Die Aktion „Donnerstag ist Veggietag“ versucht auch den Vegetarismus aus der Nische zu holen, als lohnende Genuss-Alternative bekannt zu machen und für mehr Akzeptanz zu werben. Sie geht auf den Aufruf Sir Paul McCartneys und Dr. Rajendra Pachauris zurück, an einem bestimmten Tag in der Woche möglichst konsequent auf fleisch- und fischfreie Produkte zurückzugreifen. Hier wird vor allem versucht Firmen zu überzeugen, in ihren Kantinen einen Tag mit Schwerpunkt vegetarischer Kost einzurichten. Gemeinden sollen Aktionen ins Leben rufen, die Restaurants, öffentliche Einrichtungen und Bürger überzeugen, wöchentlichen einen vegetarischen Tag einzulegen.

Es geht dabei ausdrücklich nicht darum Fleischverzehr unmöglich zu machen oder gar Knöllchen für eine Currywurst zu verteilen. Es ist lediglich so, dass in den freiwillig teilnehmenden Restaurants, Mensen oder Kitas hauptsächlich vegetarische Kost angeboten wird und an diesem Tag nur ein oder wenige Ausweichgerichte mit Fleisch oder Fisch angeboten werden. Gegebenenfalls ist somit nur einmal wöchentlich die Sicht umgekehrt: Man fragt nicht wie sonst explizit nach vegetarischen, sondern nach fleischhaltigen Gerichten.

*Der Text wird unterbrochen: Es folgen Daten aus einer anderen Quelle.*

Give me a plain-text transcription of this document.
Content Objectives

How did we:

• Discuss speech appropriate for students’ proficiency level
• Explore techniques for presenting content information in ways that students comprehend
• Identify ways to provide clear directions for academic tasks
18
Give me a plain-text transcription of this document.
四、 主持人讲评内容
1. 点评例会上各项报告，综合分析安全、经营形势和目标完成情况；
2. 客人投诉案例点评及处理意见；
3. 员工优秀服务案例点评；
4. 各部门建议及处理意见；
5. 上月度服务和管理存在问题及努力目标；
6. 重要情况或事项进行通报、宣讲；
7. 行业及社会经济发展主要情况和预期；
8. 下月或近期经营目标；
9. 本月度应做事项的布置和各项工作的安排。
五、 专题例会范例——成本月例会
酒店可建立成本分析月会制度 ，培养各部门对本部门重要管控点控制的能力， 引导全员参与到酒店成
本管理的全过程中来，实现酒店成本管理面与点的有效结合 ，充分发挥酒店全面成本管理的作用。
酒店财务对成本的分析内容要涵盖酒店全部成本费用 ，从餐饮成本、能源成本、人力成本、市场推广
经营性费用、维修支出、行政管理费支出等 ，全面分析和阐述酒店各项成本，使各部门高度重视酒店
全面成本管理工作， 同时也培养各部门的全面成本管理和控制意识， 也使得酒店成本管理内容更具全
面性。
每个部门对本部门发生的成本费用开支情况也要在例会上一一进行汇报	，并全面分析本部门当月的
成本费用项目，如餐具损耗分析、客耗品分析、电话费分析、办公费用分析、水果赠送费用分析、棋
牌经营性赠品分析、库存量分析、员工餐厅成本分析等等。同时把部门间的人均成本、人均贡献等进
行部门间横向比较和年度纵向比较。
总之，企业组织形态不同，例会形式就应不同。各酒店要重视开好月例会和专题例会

Zu den größeren teilnehmenden Städten zählen Gent, das den weltweit ersten fleischfreien Tag einführte, oder São Paulo, wo der Montag vegetarisch ist, da in Brasilien traditionsgemäß montags neue Dinge gestartet werden. In Deutschland sind es Bremen, Magdeburg und Wiesbaden aber auch kleinere Orte wie z.B. Schweinfurt, Deggendorf, der Landkreis Rotenburg oder die Klimainsel Juist. Und weitere Städte zeigen auch schon positives Interesse am Veggietag.

Das Schöne an beiden Initiativen ist der undogmatische Ansatz, der nicht Fleisch verbieten oder verpönen und den Blick auf Lust statt Verzicht in Bezug auf Vegetarisches lenken möchte. Es geht darum, ein Bewusstsein zu schaffen für beides: wie wir Fleisch und Fisch konsumieren und wie wir es nicht tun. Einer, der das grandios nicht verstanden hat, ist Philipp Rösler, der in seiner Antrittsrede zum neuen Parteichef der FDP von einem Fleischverbot sprach, um sich gegen die Grünen zu positionieren, die den Veggie-Day nach einem Beschluss der Bundesdelegiertenkonferenz im November 2010 unterstützen.